In recent weeks, I’ve been working on a video with my neighbor and friend John Van Ness. John is a thoughtful man in his 80s who has been a spiritual leader and a psychotherapist. When you look at John’s face, you understand what it means to be in love with life and fully alive. The video is about John’s wife, Pat, who died more than a year ago after a long and progressive experience of dementia.
John tells how his wife’s drift from reality led her to remember abuse in her childhood, a discovery that helped her understand some smoldering anger and allowed her to leave this world with considerable peace. In other words, her dementia enabled some healing.
I remember that when I first published Care of the Soul, I went on book tours and reminded people that when you live from your soul you may become eccentric—very eccentric. I hadn’t found this observation in ancient texts, my usual resource for insights, but had discovered it in my practice of therapy.

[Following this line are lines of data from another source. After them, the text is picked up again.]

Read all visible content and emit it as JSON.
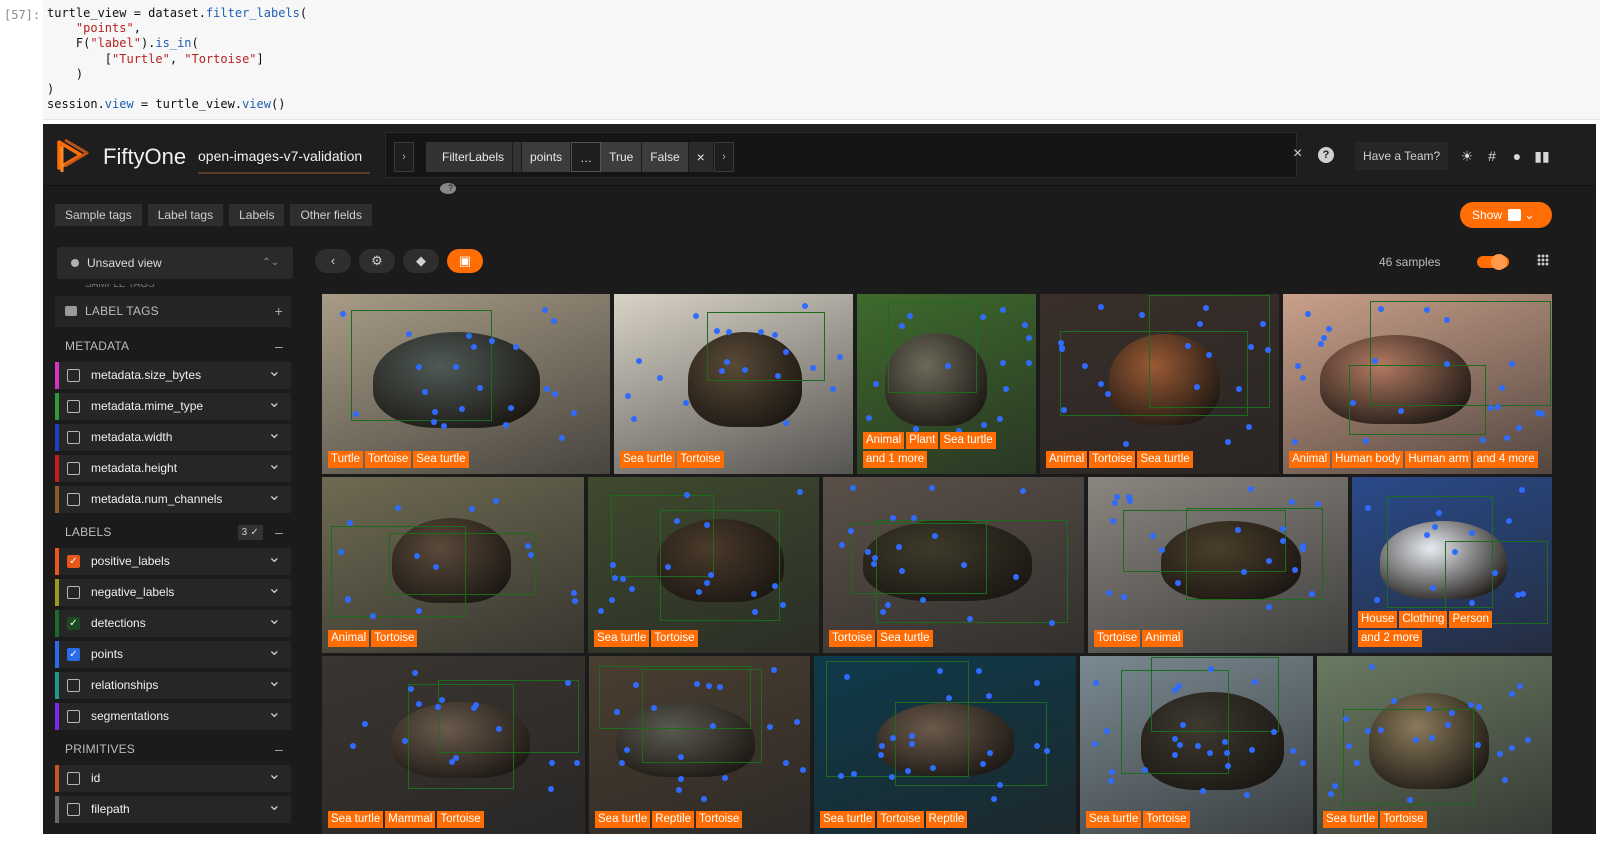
{
  "cell": {
    "prompt": "[57]:",
    "code": {
      "l1a": "turtle_view = dataset.",
      "l1b": "filter_labels",
      "l1c": "(",
      "l2": "\"points\"",
      "l2b": ",",
      "l3a": "F(",
      "l3b": "\"label\"",
      "l3c": ").",
      "l3d": "is_in",
      "l3e": "(",
      "l4a": "[",
      "l4b": "\"Turtle\"",
      "l4c": ", ",
      "l4d": "\"Tortoise\"",
      "l4e": "]",
      "l5": ")",
      "l6": ")",
      "l7a": "session.",
      "l7b": "view",
      "l7c": " = turtle_view.",
      "l7d": "view",
      "l7e": "()"
    }
  },
  "app": {
    "brand": "FiftyOne",
    "dataset": "open-images-v7-validation",
    "view_bar": {
      "prev": "›",
      "next": "›",
      "stage_name": "FilterLabels",
      "help": "?",
      "params": [
        "points",
        "…",
        "True",
        "False"
      ],
      "remove": "×",
      "clear": "×",
      "help_btn": "?"
    },
    "team_button": "Have a Team?",
    "top_icons": [
      "sun-icon",
      "slack-icon",
      "github-icon",
      "docs-icon"
    ],
    "tabs": [
      "Sample tags",
      "Label tags",
      "Labels",
      "Other fields"
    ],
    "show_button": "Show",
    "show_chevron": "⌄",
    "sidebar": {
      "view_select": "Unsaved view",
      "updown": "⌃⌄",
      "clipped": "SAMPLE TAGS",
      "label_tags": "LABEL TAGS",
      "plus": "+",
      "minus": "–",
      "metadata": "METADATA",
      "metadata_fields": [
        {
          "name": "metadata.size_bytes",
          "color": "#d633c4"
        },
        {
          "name": "metadata.mime_type",
          "color": "#2e9a3a"
        },
        {
          "name": "metadata.width",
          "color": "#1d3fc4"
        },
        {
          "name": "metadata.height",
          "color": "#c41d1d"
        },
        {
          "name": "metadata.num_channels",
          "color": "#8a5a2b"
        }
      ],
      "labels": "LABELS",
      "labels_count": "3 ✓",
      "label_fields": [
        {
          "name": "positive_labels",
          "color": "#e8571a",
          "checked": true,
          "check_color": "#e8571a"
        },
        {
          "name": "negative_labels",
          "color": "#9a9a1d",
          "checked": false
        },
        {
          "name": "detections",
          "color": "#1d6b2b",
          "checked": true,
          "check_color": "#1d4a23"
        },
        {
          "name": "points",
          "color": "#2a6be8",
          "checked": true,
          "check_color": "#2a6be8"
        },
        {
          "name": "relationships",
          "color": "#1d9a8a",
          "checked": false
        },
        {
          "name": "segmentations",
          "color": "#7a2ae8",
          "checked": false
        }
      ],
      "primitives": "PRIMITIVES",
      "primitive_fields": [
        {
          "name": "id",
          "color": "#c4571d"
        },
        {
          "name": "filepath",
          "color": "#6a6a6a"
        }
      ]
    },
    "grid": {
      "samples_count": "46 samples",
      "toolbar": [
        "chevron-left-icon",
        "gear-icon",
        "tag-icon",
        "patches-icon"
      ],
      "tiles": [
        {
          "tags": [
            "Turtle",
            "Tortoise",
            "Sea turtle"
          ]
        },
        {
          "tags": [
            "Sea turtle",
            "Tortoise"
          ]
        },
        {
          "tags": [
            "Animal",
            "Plant",
            "Sea turtle",
            "and 1 more"
          ]
        },
        {
          "tags": [
            "Animal",
            "Tortoise",
            "Sea turtle"
          ]
        },
        {
          "tags": [
            "Animal",
            "Human body",
            "Human arm",
            "and 4 more"
          ]
        },
        {
          "tags": [
            "Animal",
            "Tortoise"
          ]
        },
        {
          "tags": [
            "Sea turtle",
            "Tortoise"
          ]
        },
        {
          "tags": [
            "Tortoise",
            "Sea turtle"
          ]
        },
        {
          "tags": [
            "Tortoise",
            "Animal"
          ]
        },
        {
          "tags": [
            "House",
            "Clothing",
            "Person",
            "and 2 more"
          ]
        },
        {
          "tags": [
            "Sea turtle",
            "Mammal",
            "Tortoise"
          ]
        },
        {
          "tags": [
            "Sea turtle",
            "Reptile",
            "Tortoise"
          ]
        },
        {
          "tags": [
            "Sea turtle",
            "Tortoise",
            "Reptile"
          ]
        },
        {
          "tags": [
            "Sea turtle",
            "Tortoise"
          ]
        },
        {
          "tags": [
            "Sea turtle",
            "Tortoise"
          ]
        }
      ]
    },
    "colors": {
      "accent": "#ff6d04",
      "point": "#2f6bff",
      "bbox": "#1d6b1d"
    }
  }
}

Over and over, I saw people whose life-giving passion and individual creativity were hidden behind a fearful need to conform and be accepted by others on their terms.
As they discovered their own natures, especially through dream work, they became less concerned about approval and could allow some activities and behaviors that were just waiting to be released. Several quit their numbing jobs to pursue skills and interests that had been sidelined. Some abandoned old family morals and beliefs and became a scandal to their friends. A well-adjusted personality is not one of my goals as a therapist.
As many therapists discover, practicing therapy is being in therapy. As the people I worked with went off happily into their new eccentric lives, I began to shed my own inhibitions. In my early years especially, I lived two lives. Outwardly I was a conventional, quiet, unremarkable scholarly type, while inwardly I nurtured all kinds of weirdness and personal tastes and passions. Once in a while, the inner devils would creep out into the world, as when I published a thoughtful study of the Marquis de Sade, presenting him as a particularly sane and perceptive artist instead of the creepy, twisted, and psychotic figure that history portrays. One publisher rejected my idea, saying it was obscene to place de Sade in the context of serious theology and psychology. My book ended up receiving an award and an excellent review from a pornographic magazine. While surprised and pleased by that, I felt pushed further to the edge of polite society.
As I grow older, I feel liberated in many ways, as if my soul is shining more. I pursue my interest in UFOs and aliens, develop my skills with the scrying mirror, and use my intuitions as the main guide of my life. I find personal strength in those eccentricities and a joy in life that was muffled in earlier years of conformity. I feel that as I drift further from reality I draw closer to the infinite and the absolutely mysterious, the object of my lifelong studies in theology and my idiosyncratic spiritual practice.
Modern psychology sometimes urges us to have a strong ego, to be normal and adjusted. I’d rather live from my soul, as deep skills and interests that even I don’t fully understand or control come into play. Admittedly, this is a crazier way to go about life, but it has its rewards.
In therapy I’ve learned that the world is often upside down: What you thought was right and reasonable turns out to be harmful and limiting. What you thought was crazy and maladjusted is revealed as the most sane and creative. As you become a more soulful person, you drift further from what most people would call reality.
At its best, I see the drift as a movement toward the divine, which is more real than reality. It’s a deep and hidden factor in every cell throughout nature, culture, and personality. Maybe, as we become more soulful, we drift into reality rather than away from it. We discover that what we thought was real and reasonable isn’t so at all. And as we make these unexpected discoveries, we ourselves become less adjusted and normal, and we find delicious freedom in our eccentricity.
I appreciate my friend John’s open mind that allows him to see value in his wife’s drift away from reality. He looked at her through the eyes of his soul, a soul that turns everything upside down, which ultimately is right side up.